Pour une semaine à Madagascar, comptez environ 161 à 287 € par personne avec un budget serré, soit 23 à 41 € par jour. Avec un confort intermédiaire, la fourchette passe à environ 350 à 672 € par personne pour sept jours, sur la base de 50 à 96 € quotidiens.
Ces montants servent de repères pour les dépenses courantes du séjour. Le total réel dépendra surtout de la région visitée, de la saison, du nombre de parcs et d’excursions, du recours à un chauffeur ou à un véhicule privé, ainsi que de l’éventuelle utilisation de vols intérieurs. Les tarifs présentés ont été vérifiés le 7 août 2026. La conversion indicative utilisée correspond à 1 € pour 4 826,69 ariarys, selon le cours douanier malgache du 6 juillet 2026.
Le bon réflexe : pour Madagascar, partez d’un budget par personne et par jour, puis ajustez-le selon votre niveau de confort et votre itinéraire.
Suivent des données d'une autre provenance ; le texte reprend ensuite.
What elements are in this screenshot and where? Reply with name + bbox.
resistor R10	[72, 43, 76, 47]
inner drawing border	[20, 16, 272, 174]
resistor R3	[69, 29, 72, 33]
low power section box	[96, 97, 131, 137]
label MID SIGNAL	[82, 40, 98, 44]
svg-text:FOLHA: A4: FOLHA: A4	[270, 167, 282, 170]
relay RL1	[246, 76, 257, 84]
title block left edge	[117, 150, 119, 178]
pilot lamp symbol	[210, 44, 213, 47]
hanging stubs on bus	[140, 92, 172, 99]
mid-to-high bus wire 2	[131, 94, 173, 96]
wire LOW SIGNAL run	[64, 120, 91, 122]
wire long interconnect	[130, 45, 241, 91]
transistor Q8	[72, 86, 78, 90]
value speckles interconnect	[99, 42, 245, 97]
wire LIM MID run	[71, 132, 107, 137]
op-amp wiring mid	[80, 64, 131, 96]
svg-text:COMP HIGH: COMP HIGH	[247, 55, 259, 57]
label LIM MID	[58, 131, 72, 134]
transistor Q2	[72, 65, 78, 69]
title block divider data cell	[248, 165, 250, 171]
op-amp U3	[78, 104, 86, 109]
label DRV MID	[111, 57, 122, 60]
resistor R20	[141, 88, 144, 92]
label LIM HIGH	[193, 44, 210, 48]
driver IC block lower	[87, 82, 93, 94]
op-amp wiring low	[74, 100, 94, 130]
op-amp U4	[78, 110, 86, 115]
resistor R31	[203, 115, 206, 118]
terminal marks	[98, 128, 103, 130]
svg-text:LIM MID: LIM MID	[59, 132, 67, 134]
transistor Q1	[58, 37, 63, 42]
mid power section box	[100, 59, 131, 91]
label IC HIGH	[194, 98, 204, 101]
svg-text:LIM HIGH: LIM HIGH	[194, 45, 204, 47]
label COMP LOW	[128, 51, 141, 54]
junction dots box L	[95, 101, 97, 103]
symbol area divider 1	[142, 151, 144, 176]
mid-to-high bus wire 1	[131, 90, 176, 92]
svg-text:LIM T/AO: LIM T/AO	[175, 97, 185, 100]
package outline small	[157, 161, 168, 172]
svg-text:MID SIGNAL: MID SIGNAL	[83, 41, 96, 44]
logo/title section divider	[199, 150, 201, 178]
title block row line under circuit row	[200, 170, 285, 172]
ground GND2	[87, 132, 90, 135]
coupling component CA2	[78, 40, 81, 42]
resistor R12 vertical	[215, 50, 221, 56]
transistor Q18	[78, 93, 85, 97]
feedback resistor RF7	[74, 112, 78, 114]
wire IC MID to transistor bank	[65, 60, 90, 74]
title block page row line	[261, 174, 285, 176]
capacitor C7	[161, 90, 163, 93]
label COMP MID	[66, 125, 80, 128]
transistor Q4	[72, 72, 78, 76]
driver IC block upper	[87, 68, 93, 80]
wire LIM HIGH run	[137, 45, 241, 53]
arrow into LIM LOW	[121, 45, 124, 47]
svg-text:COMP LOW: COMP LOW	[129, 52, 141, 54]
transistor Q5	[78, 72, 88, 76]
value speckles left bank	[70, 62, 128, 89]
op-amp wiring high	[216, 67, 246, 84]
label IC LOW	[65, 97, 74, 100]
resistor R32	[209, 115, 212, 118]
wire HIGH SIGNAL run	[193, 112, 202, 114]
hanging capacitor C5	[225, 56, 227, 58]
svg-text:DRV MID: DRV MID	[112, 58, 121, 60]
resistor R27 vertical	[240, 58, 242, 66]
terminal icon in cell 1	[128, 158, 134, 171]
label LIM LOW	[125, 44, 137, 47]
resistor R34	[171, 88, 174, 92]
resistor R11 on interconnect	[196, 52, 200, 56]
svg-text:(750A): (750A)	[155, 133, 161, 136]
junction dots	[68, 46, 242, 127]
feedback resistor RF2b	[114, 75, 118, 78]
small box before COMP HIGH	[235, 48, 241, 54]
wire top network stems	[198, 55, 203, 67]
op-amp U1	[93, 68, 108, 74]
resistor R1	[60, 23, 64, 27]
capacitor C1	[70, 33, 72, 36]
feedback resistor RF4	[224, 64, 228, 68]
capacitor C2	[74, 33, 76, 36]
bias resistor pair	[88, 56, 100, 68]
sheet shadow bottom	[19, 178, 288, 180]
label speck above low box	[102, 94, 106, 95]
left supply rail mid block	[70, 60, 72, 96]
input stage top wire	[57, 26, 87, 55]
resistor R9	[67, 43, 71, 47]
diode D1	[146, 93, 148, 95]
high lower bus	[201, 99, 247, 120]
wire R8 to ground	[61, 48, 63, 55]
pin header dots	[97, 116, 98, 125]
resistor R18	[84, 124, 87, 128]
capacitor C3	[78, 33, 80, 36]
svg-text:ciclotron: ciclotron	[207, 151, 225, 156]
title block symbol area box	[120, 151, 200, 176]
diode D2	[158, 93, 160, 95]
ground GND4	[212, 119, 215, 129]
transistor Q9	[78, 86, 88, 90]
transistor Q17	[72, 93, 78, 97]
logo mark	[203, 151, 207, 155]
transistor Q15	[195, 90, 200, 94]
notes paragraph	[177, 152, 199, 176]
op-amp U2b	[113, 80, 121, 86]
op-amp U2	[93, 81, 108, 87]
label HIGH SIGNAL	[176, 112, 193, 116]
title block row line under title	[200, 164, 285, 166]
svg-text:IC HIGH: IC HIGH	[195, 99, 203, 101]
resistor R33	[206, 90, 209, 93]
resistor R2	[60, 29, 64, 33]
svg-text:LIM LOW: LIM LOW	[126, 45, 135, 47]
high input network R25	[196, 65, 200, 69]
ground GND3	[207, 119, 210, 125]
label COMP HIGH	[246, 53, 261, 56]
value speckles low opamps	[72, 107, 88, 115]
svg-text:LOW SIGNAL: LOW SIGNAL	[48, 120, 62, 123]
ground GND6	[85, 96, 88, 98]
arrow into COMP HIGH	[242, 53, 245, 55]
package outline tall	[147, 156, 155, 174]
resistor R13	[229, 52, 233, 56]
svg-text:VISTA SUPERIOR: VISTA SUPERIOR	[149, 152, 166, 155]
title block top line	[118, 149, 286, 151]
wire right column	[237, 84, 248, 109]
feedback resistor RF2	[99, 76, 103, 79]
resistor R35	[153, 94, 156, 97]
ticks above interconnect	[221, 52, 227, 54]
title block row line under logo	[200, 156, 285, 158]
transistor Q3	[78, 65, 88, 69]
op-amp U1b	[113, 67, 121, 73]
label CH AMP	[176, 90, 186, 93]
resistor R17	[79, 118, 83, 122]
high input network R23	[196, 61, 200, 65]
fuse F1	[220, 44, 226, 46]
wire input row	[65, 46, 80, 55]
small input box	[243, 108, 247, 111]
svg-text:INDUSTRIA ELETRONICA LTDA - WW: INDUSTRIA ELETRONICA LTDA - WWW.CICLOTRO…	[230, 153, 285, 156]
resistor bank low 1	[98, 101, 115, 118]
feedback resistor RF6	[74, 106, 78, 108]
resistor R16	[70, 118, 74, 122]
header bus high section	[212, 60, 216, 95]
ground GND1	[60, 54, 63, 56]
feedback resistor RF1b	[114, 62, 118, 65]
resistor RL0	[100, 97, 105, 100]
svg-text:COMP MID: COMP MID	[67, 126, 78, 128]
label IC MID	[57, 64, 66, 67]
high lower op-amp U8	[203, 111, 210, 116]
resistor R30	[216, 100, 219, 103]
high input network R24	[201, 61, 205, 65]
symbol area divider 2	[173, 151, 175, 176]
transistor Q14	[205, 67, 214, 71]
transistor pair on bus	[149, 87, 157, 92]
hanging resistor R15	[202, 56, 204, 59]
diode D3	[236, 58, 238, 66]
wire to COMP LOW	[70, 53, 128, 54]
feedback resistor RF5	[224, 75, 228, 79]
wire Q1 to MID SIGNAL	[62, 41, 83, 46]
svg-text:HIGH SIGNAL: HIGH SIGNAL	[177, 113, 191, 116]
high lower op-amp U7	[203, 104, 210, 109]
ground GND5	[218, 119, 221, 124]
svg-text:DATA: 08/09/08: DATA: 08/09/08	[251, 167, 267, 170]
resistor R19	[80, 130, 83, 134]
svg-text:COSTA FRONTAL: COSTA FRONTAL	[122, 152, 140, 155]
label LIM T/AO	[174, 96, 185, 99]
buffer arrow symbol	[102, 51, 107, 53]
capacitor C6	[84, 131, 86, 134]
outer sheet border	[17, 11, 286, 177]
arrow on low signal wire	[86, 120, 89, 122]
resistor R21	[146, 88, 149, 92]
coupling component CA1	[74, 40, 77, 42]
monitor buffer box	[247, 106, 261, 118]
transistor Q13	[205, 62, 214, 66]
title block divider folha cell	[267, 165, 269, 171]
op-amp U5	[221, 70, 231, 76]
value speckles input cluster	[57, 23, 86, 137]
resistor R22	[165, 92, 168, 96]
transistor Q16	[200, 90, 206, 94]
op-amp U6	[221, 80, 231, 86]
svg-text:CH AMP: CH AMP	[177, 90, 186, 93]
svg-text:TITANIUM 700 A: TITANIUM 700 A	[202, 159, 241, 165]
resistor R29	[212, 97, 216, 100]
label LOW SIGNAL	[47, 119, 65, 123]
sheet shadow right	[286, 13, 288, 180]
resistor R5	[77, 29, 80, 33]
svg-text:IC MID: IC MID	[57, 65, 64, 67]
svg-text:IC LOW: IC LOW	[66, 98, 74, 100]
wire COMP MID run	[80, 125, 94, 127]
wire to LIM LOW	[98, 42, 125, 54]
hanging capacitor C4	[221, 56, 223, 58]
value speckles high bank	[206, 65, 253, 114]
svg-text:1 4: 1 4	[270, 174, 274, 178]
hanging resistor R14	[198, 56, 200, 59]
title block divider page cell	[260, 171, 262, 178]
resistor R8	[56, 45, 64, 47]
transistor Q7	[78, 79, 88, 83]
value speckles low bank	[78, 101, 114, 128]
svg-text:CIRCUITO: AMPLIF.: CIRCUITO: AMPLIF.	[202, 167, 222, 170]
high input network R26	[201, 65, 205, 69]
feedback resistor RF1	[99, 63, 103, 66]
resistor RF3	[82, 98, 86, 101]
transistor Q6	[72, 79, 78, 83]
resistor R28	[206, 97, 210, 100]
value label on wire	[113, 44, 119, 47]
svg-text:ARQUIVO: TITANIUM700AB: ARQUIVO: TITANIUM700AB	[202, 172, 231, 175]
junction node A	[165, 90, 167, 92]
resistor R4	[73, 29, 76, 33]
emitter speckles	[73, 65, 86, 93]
Quel budget prévoir pour Madagascar ?
Le chiffre à retenir est donc de 23 à 41 € par jour et par personne pour un voyage économique, ou de 50 à 96 € avec un niveau de confort intermédiaire. Sur une semaine de sept jours, cela représente respectivement 161 à 287 € et 350 à 672 € par personne.
Le premier niveau suppose de privilégier des hébergements simples, les repas locaux, les transports collectifs et les activités peu coûteuses. Le second laisse davantage de place à des prestations plus confortables, mais la fourchette reste large : elle varie selon les services inclus et la méthode de calcul retenue. Il ne faut donc pas considérer 50 € ou 96 € comme un tarif unique applicable à tout itinéraire malgache.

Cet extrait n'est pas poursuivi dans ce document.